I was reading a bit of convex analysis and came across this problem.

Let $S$ be convex. Let $A$ be the set of finite affine combinations of points in $S$ (i.e. finite linear combinations whose weights sum to $1$). Prove that the difference $A+(-A)$, where $+$ denotes the Minkowski sum, is the span of $S+(-S)$.

It seems like one direction of the set containment is straightforward (going from the span to the difference).

In the other direction starting with the difference, I ran into a roadblock. We can express elements as differences of finite affine combinations, but I did not manage to decompose it as a linear combination of differences of elements in $S$. I also tried Caratheodory's theorem (since $A$ is convex) to try to force the decomposition, but the question of which differences of elements in $S$ to choose still remains (I am still not sure why $S$ being convex is relevant).

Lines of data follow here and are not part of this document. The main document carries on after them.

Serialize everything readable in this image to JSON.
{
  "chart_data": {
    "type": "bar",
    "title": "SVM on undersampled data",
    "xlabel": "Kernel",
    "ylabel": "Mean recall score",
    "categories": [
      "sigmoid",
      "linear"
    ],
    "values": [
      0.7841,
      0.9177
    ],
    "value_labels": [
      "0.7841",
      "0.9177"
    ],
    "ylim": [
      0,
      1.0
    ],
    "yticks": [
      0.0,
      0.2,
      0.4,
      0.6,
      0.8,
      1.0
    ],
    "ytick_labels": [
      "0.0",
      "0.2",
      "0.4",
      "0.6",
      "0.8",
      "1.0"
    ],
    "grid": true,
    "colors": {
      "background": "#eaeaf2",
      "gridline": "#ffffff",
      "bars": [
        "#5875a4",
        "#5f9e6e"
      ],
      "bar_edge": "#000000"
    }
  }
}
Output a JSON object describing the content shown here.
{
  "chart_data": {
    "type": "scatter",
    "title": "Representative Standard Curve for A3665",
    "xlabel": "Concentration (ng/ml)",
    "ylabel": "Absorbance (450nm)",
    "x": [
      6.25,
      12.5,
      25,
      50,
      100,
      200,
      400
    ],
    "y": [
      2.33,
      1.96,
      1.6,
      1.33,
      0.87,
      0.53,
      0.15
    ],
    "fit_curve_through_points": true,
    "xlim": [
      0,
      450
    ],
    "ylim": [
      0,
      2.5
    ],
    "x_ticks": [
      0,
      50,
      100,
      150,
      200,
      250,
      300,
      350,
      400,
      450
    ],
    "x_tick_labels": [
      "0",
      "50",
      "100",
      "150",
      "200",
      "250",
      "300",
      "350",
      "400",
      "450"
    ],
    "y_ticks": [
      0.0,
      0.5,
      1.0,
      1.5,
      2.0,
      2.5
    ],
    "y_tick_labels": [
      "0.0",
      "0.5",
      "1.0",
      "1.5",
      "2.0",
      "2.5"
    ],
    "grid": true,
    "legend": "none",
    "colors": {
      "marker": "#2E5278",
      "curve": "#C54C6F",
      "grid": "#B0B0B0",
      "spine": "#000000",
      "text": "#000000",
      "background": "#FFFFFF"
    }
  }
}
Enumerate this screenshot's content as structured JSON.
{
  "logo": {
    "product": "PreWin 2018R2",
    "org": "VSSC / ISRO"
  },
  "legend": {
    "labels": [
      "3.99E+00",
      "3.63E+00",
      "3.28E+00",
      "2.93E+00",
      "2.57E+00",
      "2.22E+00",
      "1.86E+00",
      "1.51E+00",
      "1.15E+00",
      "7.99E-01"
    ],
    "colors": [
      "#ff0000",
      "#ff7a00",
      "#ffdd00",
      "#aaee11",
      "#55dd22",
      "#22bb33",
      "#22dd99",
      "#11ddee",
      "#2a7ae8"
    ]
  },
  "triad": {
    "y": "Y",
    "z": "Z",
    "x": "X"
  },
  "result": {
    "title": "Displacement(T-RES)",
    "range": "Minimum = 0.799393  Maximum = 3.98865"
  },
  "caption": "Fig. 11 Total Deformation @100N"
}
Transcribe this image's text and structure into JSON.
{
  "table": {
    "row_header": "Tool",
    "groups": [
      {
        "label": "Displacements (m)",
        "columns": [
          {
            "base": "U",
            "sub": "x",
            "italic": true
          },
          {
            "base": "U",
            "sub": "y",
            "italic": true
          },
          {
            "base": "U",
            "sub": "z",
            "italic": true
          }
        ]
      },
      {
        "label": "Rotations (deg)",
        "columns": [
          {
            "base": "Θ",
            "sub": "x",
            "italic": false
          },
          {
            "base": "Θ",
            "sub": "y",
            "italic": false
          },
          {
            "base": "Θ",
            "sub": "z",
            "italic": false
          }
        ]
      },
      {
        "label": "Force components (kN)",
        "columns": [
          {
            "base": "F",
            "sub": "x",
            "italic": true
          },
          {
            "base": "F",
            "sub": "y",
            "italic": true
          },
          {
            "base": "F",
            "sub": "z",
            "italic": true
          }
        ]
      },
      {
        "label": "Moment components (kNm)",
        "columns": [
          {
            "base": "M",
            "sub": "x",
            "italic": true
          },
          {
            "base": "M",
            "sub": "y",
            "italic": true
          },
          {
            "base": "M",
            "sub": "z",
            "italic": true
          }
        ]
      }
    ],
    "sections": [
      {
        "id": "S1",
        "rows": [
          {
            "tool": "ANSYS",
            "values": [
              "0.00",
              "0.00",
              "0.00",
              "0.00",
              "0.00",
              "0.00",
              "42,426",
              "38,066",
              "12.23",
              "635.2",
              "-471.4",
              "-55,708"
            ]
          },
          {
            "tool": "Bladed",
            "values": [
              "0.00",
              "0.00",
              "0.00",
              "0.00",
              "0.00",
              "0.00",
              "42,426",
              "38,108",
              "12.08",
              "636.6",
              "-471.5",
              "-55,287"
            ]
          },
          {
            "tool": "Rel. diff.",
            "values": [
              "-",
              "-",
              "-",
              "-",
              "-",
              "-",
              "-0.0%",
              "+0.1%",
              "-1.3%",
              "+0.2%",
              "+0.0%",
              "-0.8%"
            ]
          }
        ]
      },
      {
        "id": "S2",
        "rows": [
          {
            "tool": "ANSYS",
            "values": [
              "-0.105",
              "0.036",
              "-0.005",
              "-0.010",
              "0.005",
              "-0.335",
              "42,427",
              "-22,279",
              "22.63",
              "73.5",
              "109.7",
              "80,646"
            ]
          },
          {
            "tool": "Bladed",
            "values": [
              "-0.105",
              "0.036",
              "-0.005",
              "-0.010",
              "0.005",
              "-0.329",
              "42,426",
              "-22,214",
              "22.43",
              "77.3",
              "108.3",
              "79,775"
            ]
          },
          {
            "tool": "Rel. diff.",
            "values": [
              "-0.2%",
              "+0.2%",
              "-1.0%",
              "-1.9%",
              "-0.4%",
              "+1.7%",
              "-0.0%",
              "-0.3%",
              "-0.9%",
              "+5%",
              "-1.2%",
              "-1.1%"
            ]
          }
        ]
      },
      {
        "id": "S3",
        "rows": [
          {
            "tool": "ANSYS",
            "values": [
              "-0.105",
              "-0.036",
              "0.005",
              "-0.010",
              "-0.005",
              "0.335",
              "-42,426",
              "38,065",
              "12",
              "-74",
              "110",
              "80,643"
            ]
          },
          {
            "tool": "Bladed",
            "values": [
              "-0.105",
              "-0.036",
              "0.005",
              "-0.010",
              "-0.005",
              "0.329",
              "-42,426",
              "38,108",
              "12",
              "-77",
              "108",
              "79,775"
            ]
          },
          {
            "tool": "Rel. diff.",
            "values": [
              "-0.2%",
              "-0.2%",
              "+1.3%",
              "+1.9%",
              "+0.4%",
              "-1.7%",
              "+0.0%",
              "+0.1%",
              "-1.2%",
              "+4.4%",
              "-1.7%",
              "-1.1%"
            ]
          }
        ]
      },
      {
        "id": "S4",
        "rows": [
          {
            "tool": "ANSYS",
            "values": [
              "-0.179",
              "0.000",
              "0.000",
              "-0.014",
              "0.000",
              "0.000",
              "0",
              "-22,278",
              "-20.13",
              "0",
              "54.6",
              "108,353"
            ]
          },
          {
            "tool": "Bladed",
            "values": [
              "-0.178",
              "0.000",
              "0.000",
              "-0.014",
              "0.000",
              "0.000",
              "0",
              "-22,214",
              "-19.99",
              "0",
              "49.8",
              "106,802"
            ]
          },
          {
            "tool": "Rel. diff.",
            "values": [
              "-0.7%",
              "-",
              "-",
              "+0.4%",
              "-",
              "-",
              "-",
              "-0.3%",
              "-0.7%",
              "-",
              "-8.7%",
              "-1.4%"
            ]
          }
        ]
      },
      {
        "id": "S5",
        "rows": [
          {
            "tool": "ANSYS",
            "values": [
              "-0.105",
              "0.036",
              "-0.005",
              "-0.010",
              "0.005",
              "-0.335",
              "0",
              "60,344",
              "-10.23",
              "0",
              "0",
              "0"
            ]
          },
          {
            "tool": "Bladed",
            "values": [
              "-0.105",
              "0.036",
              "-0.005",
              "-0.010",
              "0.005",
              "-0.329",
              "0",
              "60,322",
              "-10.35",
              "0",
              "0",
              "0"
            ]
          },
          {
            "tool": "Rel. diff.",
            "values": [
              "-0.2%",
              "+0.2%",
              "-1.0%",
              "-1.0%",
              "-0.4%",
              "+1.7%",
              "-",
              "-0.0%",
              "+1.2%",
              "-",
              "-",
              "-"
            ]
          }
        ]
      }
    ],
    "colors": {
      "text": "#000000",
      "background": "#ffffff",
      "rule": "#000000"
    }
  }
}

I am looking for an efficient method to prove this other direction, as it seems like several other argument paths require too much case analysis.

Answer 1

Let $r_1 x_1 + \ldots + r_m x_m$ and $s_1 y_1 + \ldots + s_n y_n$ be elements of $A$, i.e., two affine combinations where all the $x_i$ and $y_j$ belong to $S$. Then $r_m = 1 - (r_1 + \ldots + r_{m-1})$ and so we may write

$$r_1 x_1 + \ldots + r_m x_m = r_1(x_1 - x_m) + \ldots + r_{m-1}(x_{m-1}-x_m) + x_m$$ with a similar observation for $s_1 y_1 + \ldots + s_n y_n$. Then

$$(r_1 x_1 + \ldots + r_m x_m) - (s_1 y_1 + \ldots + s_n y_n) =$$ $$r_1(x_1 - x_m) + \ldots + r_{n-1}(x_{m-1} - x_m) - s_1(y_1 - y_m) + \ldots - s_n(y_{n-1} - y_n) + 1 \cdot (x_m - y_n)$$ is manifestly a linear combination of elements of $S + (-S)$, and so $A + (-A) \subseteq \mathrm{span}(S + (-S))$, which seems to be the direction you want.

By the way, the other inclusion is wrong for $S$ the empty set! Because the span always contains the zero element and yet $A$ and $-A$ and $A + (-A)$ for this case are all empty!